Published on Tuesday, October 31, 2017

Introduction

  • Bill of exchange and promissory note are types of negotiable instrument act. A bill of exchange or a promissory note is payables either to the order or bearer deemed as the instruments under the negotiable instrument act, 1881.
  • A bill of exchange is a type of negotiable instrument raised from the trade transactions. A promissory note is undertaken from the borrower to pay a certain sum of amount to the lender.

Bill of Exchange

  • Bill of exchange comes under section 5 of negotiable instrument act, 1881 "A bill of exchange is an instrument in writing containing an unconditional order signed by the maker directing a certain person to pay a certain sum of money to the order a certain person or to the bearer of the instrument"
  • It is an agreement between two party customer and seller used mainly in global trade.
  • Bill of exchange is a documentation that a buyer party has accepted to pay a selling party a sum of money at a proposed time for delivered goods and services.
  • Both the parties generally engage with the bank to issue a bill of exchange due to a risk associated with trading.
  • The acceptor of a bill of exchange is liable to settle his liability as a principal debtor under the act.

Types of Bill of Exchange

1) Trade bill
2) Accommodation bill

Characteristics of Bill of Exchange

  • In a bill of exchange, there must be a proper dated and amount must be specific.
  • It must carry an order it means the drawer of the bill of exchange directs the drawee to pay a certain sum to the payee.
  • The drawee must accept the bill.

Promissory Note

  • The promissory note comes under the section 5 of negotiable instrument act, 1881 " A promissory note is an instrument in writing, contains an unconditional undertaking, signed by the maker to pay a certain sum of a company only to the order of the certain person to the bearer of the instrument. 
  • The promissory note is in written and signed by the maker, who is a promisor, is a negotiable instrument.
  • It is an undertaking from the buyer to pay a certain sum of money to the lender.
  • The person to whom payment is guaranteed is called a payee or owner.
  • A promissory note can be either payable on demand or at a specific time.

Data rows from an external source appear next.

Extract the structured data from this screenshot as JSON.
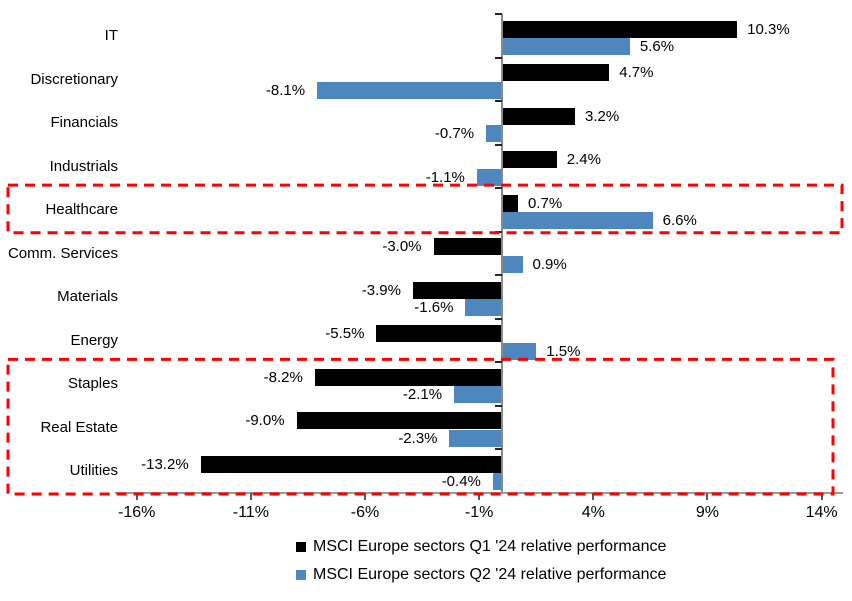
{
  "chart_data": {
    "type": "bar",
    "orientation": "horizontal",
    "title": "",
    "categories": [
      "IT",
      "Discretionary",
      "Financials",
      "Industrials",
      "Healthcare",
      "Comm. Services",
      "Materials",
      "Energy",
      "Staples",
      "Real Estate",
      "Utilities"
    ],
    "series": [
      {
        "name": "MSCI Europe sectors Q1 '24 relative performance",
        "color": "#000000",
        "values": [
          10.3,
          4.7,
          3.2,
          2.4,
          0.7,
          -3.0,
          -3.9,
          -5.5,
          -8.2,
          -9.0,
          -13.2
        ],
        "labels": [
          "10.3%",
          "4.7%",
          "3.2%",
          "2.4%",
          "0.7%",
          "-3.0%",
          "-3.9%",
          "-5.5%",
          "-8.2%",
          "-9.0%",
          "-13.2%"
        ]
      },
      {
        "name": "MSCI Europe sectors Q2 '24 relative performance",
        "color": "#4E86BE",
        "values": [
          5.6,
          -8.1,
          -0.7,
          -1.1,
          6.6,
          0.9,
          -1.6,
          1.5,
          -2.1,
          -2.3,
          -0.4
        ],
        "labels": [
          "5.6%",
          "-8.1%",
          "-0.7%",
          "-1.1%",
          "6.6%",
          "0.9%",
          "-1.6%",
          "1.5%",
          "-2.1%",
          "-2.3%",
          "-0.4%"
        ]
      }
    ],
    "x_axis": {
      "tick_labels": [
        "-16%",
        "-11%",
        "-6%",
        "-1%",
        "4%",
        "9%",
        "14%"
      ],
      "tick_values": [
        -16,
        -11,
        -6,
        -1,
        4,
        9,
        14
      ],
      "min": -16.9,
      "max": 14.9,
      "grid": false
    },
    "legend": {
      "position": "bottom",
      "entries": [
        "MSCI Europe sectors Q1 '24 relative performance",
        "MSCI Europe sectors Q2 '24 relative performance"
      ]
    },
    "highlights": [
      {
        "name": "healthcare-highlight",
        "from_category": "Healthcare",
        "to_category": "Healthcare",
        "color": "#FF0000"
      },
      {
        "name": "defensives-highlight",
        "from_category": "Staples",
        "to_category": "Utilities",
        "color": "#FF0000"
      }
    ],
    "colors": {
      "q1_bar": "#000000",
      "q2_bar": "#4E86BE",
      "highlight": "#FF0000",
      "axis": "#8A8A8A"
    }
  }
}
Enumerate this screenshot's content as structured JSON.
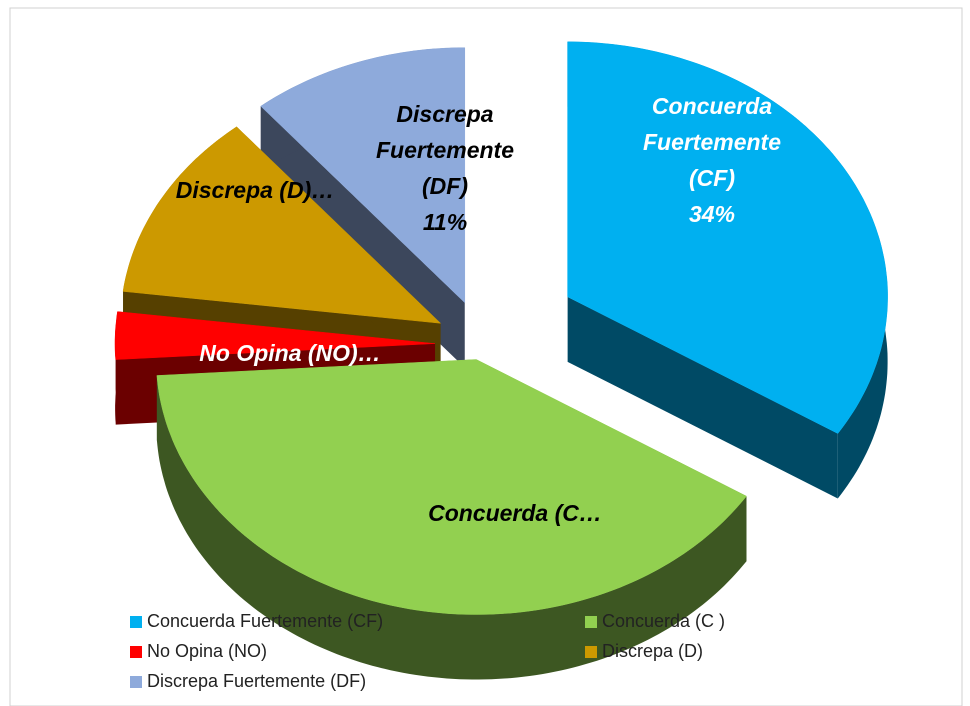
{
  "chart_data": {
    "type": "pie",
    "categories": [
      "Concuerda Fuertemente (CF)",
      "Concuerda (C )",
      "No Opina (NO)",
      "Discrepa (D)",
      "Discrepa Fuertemente (DF)"
    ],
    "values": [
      34,
      40,
      3,
      12,
      11
    ],
    "colors": [
      "#00b0f0",
      "#92d050",
      "#ff0000",
      "#cc9900",
      "#8eaadb"
    ],
    "data_labels": [
      [
        "Concuerda",
        "Fuertemente",
        "(CF)",
        "34%"
      ],
      [
        "Concuerda (C…"
      ],
      [
        "No Opina (NO)…"
      ],
      [
        "Discrepa (D)…"
      ],
      [
        "Discrepa",
        "Fuertemente",
        "(DF)",
        "11%"
      ]
    ],
    "legend": "bottom"
  }
}
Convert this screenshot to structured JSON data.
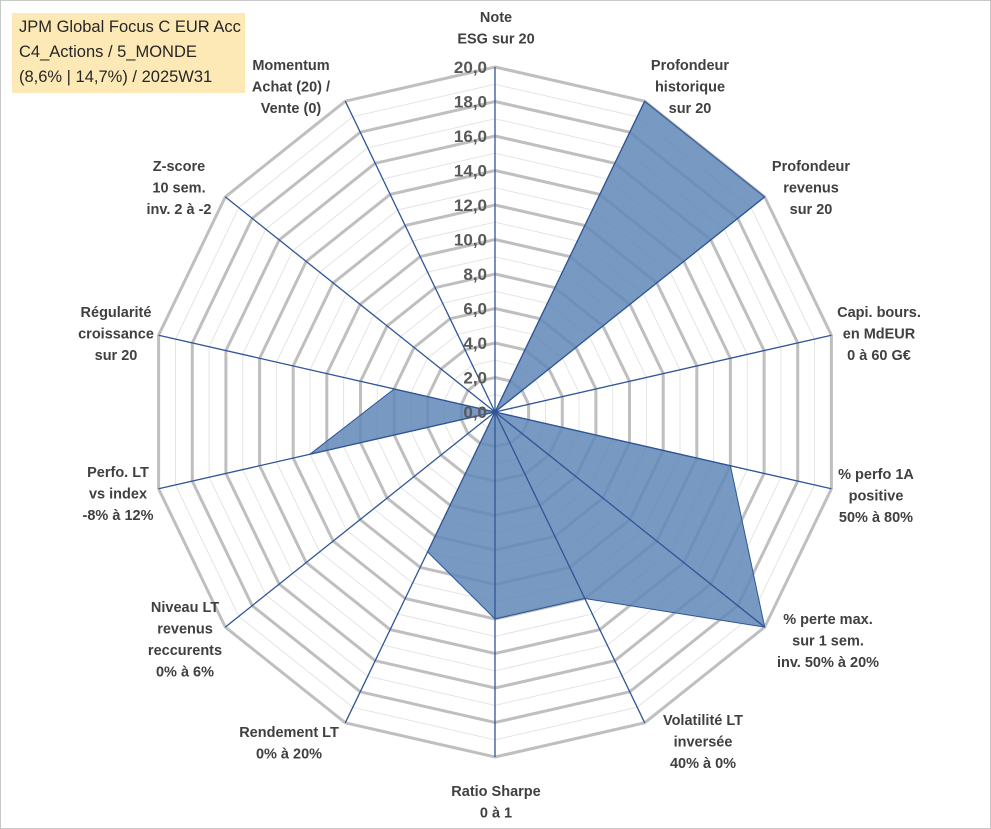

Characteristics of Promissory Note

  • The promissory note is a written promise with specific due to pay money to the lender 
  • There must be a signature of the drawer.
  • Both the promisor and promise must be certain.

Difference Between Bill of Exchange and Promissory Note

Parties Involved:

In a bill of exchange, there are three parties i.e. the drawer and the drawee an payee. While in a promissory note there are only two parties i.e. the maker and the payee.

Type of Payment

In a bill of exchange, the nature of payment is unconditional order to pay while in a promissory note, it is unconditional promise to pay.

Acceptance

A bill of exchange requires an acceptance of the drawee before it is presented for payment. In a promissory note, there is no need to accept as it is signed by the person who is responsible to pay.

Accountability

The liability of a drawer in a bill of exchange is secondary and conditional. In a promissory note, the liability of maker is primary and absolute.

Notice of Dishonor

In a bill of exchange, if the payment fails in that case notice must be given to all persons are responsible to pay. In a promissory note, the notice of dishonour to the maker is not necessary.

Protest

In a bill of exchange, there must be a protection in case of dishonour while in a promissory note there is no protest at all.

Position of Maker

In a promissory note, the make has an immediate relationship with the payee while in bill of exchange drawer is in an immediate relationship with the acceptor and not with the payee.

Copies

A promissory note cannot be drawn in sets while a bill of exchange can be drawn in sets

Payable to bearer.

A promissory note cannot be made payable to a bearer, while a bill of exchange can be so drawn provided it is not payable to bearer on demand.

Payable to Maker

In a promissory note, the maker cannot pay to himself. In the case of a bill of exchange, the drawer and the payee can be one person.